L'INTERCETTAZIONE - L'uccisione di Giovanni Falcone, nella strage di Capaci del 23 maggio 1992, "fu un incidente di lavoro". A dire queste parole agghiaccianti, senza sapere di essere registrato dalle cimici della Procura di Palermo, Nicosia. L'assistente parlamentare era anche conduttore in tv della trasmissione "Mezz'ora d'aria" e parlava di legalità e diritti, ma dalle intercettazioni degli investigatori usava un altro linguaggio. Come le parole sul giudice Falcone. "E' stato un incidente sul lavoro", diceva. Per la procura era in contatto con diversi boss, in virtù del suo ruolo di assistente parlamentare e di direttore dell'Osservatorio internazionale dei diritti umani, onlus che si occupa della difesa dei diritti dei detenuti (LEGGI L'ARTICOLO COMPLETO)

SEQUESTRATA CARTA SU CONTO ESTERO - I cinque destinatari del provvedimento di fermo emesso dalla Direzione distrettuale antimafia di Palermo nell'ambito dell'operazione Passepartout sono Accursio Dimino, 61 anni, detto 'Matiseddu', già condannato per associazione mafiosa (da ultimo nel 2010); l'assistente parlamentare Nicosia, 48 anni, accusato di avere veicolato messaggi fuori dalle carceri; Paolo e Luigi Ciaccio, entrambi di 33 anni, e Massimiliano Mandracchia, 46 anni, tutti di Sciacca.

Su disposizione dell'autorità giudiziaria i militari hanno sequestrato agli indagati disponibilità finanziarie, tra le quali una carta di credito collegata a conti esteri, e patrimoniali, tra cui un’imbarcazione, "tenuto conto che gli stessi risultano disporre, anche per interposta persona, di beni e altre utilità in valore sproporzionato al reddito da loro dichiarato", spiegano gli investigatori.

LINGUAGGIO IN CODICE E AUTO A NOLEGGIO - Linguaggio in codice e auto a noleggio. Per evitare di essere intercettati, i cinque fermati utilizzavano frasi criptiche e volutamente indecifrabili, ricorrendo a sistemi di messaggistica e comunicazione non sottoponibili ad alcuna attività di captazione. E per impedire l'installazione di dispositivi di intercettazione facevano uso di un "periodico e strategico" noleggio di auto.

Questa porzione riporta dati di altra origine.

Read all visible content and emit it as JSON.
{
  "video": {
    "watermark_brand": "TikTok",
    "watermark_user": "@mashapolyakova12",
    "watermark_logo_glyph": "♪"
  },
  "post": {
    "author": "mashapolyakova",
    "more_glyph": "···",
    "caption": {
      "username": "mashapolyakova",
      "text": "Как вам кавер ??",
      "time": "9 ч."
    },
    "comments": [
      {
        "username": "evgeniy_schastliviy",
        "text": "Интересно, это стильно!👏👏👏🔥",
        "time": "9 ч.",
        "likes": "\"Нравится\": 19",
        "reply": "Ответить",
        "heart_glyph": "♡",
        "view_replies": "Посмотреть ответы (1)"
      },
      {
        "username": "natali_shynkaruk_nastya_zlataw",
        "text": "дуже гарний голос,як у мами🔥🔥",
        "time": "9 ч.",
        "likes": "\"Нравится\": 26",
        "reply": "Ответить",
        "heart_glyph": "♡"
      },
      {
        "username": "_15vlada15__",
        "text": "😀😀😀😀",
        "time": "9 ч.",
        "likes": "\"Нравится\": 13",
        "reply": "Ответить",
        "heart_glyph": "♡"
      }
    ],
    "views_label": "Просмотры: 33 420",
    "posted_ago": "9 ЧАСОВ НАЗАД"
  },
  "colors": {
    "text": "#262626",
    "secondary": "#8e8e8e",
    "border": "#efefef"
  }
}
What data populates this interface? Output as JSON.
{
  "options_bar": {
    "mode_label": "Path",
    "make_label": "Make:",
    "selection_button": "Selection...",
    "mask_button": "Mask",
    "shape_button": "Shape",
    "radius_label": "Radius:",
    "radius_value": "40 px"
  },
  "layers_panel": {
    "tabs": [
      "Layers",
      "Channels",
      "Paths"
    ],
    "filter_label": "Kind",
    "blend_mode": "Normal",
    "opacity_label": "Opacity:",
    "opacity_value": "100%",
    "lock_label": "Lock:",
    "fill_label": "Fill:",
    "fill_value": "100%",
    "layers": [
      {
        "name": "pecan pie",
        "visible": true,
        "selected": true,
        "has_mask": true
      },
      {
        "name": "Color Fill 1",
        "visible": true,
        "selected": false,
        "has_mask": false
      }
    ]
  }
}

"Nonostante tali difficoltà - scrivono i pm della Dda di Palermo nel provvedimento di fermo -, la stessa attività ha consentito di ricostruire la pianificazione di danneggiamenti nei confronti di imprenditori e operatori economici finalizzati a esercitare sul territorio la tipica intimidazione mafiosa nonché addirittura la programmazione di un omicidio in danno di un ricco imprenditore saccense, al fine di rilevare le sue attività e di acquisirne le ricchezze".